Catelyn Stark took a step forward. “You are accused of sending a hired knife to slay my son Bran in his bed, and of conspiring to murder Lord Jon Arryn, the Hand of the King.”
Tyrion gave a helpless shrug. “Those crimes I cannot confess, I fear. I know nothing of any murders.”
Lady Lysa rose from her weirwood throne. “I will not be made mock of. You have had your little jape, Imp. I trust you enjoyed it. Ser Vardis, take him back to the dungeon … but this time find him a smaller cell, with a floor more sharply sloped.”
“Is this how justice is done in the Vale?” Tyrion roared, so loudly that Ser Vardis froze for an instant. “Does honor stop at the Bloody Gate?
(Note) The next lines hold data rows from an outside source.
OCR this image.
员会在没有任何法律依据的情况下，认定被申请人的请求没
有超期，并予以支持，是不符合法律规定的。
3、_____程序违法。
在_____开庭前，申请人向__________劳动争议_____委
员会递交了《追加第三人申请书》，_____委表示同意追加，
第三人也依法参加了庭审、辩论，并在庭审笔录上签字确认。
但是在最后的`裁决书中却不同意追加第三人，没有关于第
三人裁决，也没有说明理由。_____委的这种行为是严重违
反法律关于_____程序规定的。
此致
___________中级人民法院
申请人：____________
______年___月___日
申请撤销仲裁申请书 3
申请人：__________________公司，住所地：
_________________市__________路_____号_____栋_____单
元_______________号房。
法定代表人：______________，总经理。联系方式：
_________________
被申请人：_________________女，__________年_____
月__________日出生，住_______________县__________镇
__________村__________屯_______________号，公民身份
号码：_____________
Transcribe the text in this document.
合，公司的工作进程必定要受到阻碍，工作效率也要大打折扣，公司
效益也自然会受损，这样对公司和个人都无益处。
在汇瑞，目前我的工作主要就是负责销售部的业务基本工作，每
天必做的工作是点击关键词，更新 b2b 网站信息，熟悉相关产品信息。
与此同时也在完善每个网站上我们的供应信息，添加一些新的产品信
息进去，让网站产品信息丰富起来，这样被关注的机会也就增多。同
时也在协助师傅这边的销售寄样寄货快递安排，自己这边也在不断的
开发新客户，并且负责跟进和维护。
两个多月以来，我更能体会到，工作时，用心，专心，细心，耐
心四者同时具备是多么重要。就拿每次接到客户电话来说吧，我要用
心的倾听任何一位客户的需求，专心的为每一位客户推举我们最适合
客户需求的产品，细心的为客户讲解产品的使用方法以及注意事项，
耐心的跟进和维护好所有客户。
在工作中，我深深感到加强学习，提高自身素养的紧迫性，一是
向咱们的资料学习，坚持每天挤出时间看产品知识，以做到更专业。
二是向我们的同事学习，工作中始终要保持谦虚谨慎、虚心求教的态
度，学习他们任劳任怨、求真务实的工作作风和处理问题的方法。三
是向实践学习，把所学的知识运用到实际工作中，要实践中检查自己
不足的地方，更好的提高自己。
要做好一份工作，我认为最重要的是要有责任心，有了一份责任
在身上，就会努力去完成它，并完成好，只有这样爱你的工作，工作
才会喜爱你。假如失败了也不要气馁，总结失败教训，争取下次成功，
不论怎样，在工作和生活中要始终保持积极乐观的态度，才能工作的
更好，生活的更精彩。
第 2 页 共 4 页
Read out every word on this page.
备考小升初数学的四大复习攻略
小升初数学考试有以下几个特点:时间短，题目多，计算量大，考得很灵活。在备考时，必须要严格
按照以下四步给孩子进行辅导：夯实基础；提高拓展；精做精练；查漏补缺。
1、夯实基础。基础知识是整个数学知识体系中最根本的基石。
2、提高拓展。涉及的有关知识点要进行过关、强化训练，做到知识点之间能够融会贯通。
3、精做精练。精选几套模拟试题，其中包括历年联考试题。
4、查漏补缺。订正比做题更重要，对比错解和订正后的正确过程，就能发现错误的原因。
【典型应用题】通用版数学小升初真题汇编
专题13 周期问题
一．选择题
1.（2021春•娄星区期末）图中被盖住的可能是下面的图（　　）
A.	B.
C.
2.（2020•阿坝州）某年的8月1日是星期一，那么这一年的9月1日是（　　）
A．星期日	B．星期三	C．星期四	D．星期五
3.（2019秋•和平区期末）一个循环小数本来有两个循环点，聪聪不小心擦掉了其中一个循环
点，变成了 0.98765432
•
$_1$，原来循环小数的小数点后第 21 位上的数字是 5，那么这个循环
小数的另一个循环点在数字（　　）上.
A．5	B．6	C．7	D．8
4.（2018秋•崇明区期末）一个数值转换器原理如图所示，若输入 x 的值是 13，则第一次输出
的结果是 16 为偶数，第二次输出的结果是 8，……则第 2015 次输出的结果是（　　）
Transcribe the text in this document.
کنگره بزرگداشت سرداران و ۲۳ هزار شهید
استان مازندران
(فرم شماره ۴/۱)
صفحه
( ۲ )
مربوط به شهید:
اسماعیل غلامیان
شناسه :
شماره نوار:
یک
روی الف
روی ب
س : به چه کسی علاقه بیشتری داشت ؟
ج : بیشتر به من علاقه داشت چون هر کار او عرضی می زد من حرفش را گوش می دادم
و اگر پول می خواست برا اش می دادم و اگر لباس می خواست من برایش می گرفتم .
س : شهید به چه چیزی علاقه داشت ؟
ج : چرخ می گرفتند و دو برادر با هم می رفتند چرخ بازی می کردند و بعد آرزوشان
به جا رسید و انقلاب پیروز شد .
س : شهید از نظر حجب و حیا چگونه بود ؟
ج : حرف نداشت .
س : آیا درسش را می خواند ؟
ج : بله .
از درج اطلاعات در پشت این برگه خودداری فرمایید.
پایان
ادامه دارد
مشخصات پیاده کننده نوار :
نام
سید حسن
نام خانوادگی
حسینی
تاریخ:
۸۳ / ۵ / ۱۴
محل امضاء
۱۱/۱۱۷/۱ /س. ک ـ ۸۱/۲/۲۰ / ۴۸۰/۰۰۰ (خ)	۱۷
You accuse me of crimes, I deny them, so you throw me into an open cell to freeze and starve.” He lifted his head, to give them all a good look at the bruises Mord had left on his face. “Where is the king’s justice? Is the Eyrie not part of the Seven Kingdoms? I stand accused, you say. Very well. I demand a trial! Let me speak, and let my truth or falsehood be judged openly, in the sight of gods and men.”
A low murmuring filled the High Hall. He had her, Tyrion knew. He was highborn, the son of the most powerful lord in the realm, the brother of the queen. He could not be denied a trial. Guardsmen in sky-blue cloaks had started toward Tyrion, but Ser Vardis bid them halt and looked to Lady Lysa.